An early Henbane potion was dedicated to Apollo, the Greek god of healing and disease. A Henbane potion could cure the madness brought on by those under the influence of that other Greek deity, Dionysus and his own potions. In small doses however, a Henbane potion can be calming and act as a sedative, inducing a state of divine madness where Dionysus could bring on prophecy and visions.
A Henbane potion to the witches of the middle ages, could be used as one of the ingredients of their flying potion. The hallucinogenic qualities of a Henbane potion can certainly give one the feeling of flying, or being suspended in air. Another quality of the flying ointment when using a Henbane potion is that the person affected by it would remember nothing of it the next day.
Related to both Mandrake and Datura, in mythology, the leaves and roots of Henbane are the most noxious parts, though all parts of the plant is poisonous.
Medea once prepared a Henbane potion to give to Jason to make him impervious to pain whilst searching for the Golden Fleece. It finds its way most naturally into Judaic culture as the most widely growing plant on the surviving west wall of the temple in Jerusalem.

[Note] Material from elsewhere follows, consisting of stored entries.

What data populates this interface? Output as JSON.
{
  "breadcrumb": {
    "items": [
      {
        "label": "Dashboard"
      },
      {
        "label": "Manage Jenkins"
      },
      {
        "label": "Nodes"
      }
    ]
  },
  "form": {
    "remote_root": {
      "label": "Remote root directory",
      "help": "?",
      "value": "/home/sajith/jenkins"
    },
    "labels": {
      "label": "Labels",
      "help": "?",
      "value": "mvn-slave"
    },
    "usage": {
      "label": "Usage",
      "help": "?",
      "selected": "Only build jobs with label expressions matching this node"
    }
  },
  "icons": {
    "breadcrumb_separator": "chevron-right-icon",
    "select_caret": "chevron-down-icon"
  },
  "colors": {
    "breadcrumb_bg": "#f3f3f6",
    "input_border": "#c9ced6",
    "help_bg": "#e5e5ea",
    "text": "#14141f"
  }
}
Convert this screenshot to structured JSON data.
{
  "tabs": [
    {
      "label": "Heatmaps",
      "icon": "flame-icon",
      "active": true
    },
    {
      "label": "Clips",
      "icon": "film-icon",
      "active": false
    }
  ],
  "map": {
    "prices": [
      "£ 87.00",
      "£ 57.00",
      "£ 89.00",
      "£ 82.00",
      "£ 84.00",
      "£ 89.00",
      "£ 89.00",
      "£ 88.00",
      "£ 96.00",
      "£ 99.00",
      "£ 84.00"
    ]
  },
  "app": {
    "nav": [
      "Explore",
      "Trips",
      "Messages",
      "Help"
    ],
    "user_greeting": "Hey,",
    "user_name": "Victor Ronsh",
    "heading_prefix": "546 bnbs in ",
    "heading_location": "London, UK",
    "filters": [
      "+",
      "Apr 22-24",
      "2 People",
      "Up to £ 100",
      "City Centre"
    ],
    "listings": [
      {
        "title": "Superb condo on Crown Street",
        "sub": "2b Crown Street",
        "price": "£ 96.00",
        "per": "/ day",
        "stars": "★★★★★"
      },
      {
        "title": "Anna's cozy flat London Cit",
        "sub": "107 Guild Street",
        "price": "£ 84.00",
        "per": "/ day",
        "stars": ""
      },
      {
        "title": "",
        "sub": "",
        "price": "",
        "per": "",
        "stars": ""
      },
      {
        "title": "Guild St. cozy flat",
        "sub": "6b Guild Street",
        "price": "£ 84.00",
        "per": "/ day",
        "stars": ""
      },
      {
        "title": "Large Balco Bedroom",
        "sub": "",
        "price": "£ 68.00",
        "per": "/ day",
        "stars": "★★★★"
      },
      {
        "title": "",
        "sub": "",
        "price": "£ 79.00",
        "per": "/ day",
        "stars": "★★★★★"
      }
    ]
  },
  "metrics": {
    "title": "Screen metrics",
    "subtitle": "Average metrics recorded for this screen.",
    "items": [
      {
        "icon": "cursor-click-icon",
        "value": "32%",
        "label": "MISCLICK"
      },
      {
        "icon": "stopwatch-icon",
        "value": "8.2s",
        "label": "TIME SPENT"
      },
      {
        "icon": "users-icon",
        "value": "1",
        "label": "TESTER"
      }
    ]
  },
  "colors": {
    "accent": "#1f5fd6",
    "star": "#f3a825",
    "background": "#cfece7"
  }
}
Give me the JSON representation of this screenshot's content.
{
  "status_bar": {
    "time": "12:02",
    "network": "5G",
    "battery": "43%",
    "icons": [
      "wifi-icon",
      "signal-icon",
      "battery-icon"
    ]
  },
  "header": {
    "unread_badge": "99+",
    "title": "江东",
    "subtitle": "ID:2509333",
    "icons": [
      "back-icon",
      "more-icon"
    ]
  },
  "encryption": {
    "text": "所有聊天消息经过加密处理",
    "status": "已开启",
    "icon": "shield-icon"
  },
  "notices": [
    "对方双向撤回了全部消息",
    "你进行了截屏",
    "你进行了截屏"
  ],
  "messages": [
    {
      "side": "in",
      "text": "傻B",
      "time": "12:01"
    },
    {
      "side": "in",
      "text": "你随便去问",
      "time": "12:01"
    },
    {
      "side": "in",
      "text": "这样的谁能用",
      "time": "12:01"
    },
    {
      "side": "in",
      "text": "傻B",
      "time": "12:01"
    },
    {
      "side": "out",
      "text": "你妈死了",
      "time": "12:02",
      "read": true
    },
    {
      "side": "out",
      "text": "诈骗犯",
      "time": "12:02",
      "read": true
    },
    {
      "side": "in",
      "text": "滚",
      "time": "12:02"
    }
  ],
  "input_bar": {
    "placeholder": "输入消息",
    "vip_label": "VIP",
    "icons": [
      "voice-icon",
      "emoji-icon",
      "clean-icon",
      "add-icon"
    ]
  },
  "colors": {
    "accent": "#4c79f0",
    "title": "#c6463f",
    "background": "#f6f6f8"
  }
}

Ingesting Henbane potions, or the plant itself makes the pupils dilate and the heart palpitate. A bit more leads to vivid hallucinations, delirium and if too much is taken, coma, followed by death. Though there are many medicinal properties of Henbane, it’s advised that unless you are very skilled in the ways of herbalism, you take care not to ingest any part of the plant, brush against it with open sores or wounds, and after handling it, wash your hands immediately.
In small doses, a common practice in northern Europe was used early on in the production of beer, before hops took its place. The downside to this practice was the more one drank beer brewed with Henbane, the thirstier one became. Bewitching indeed.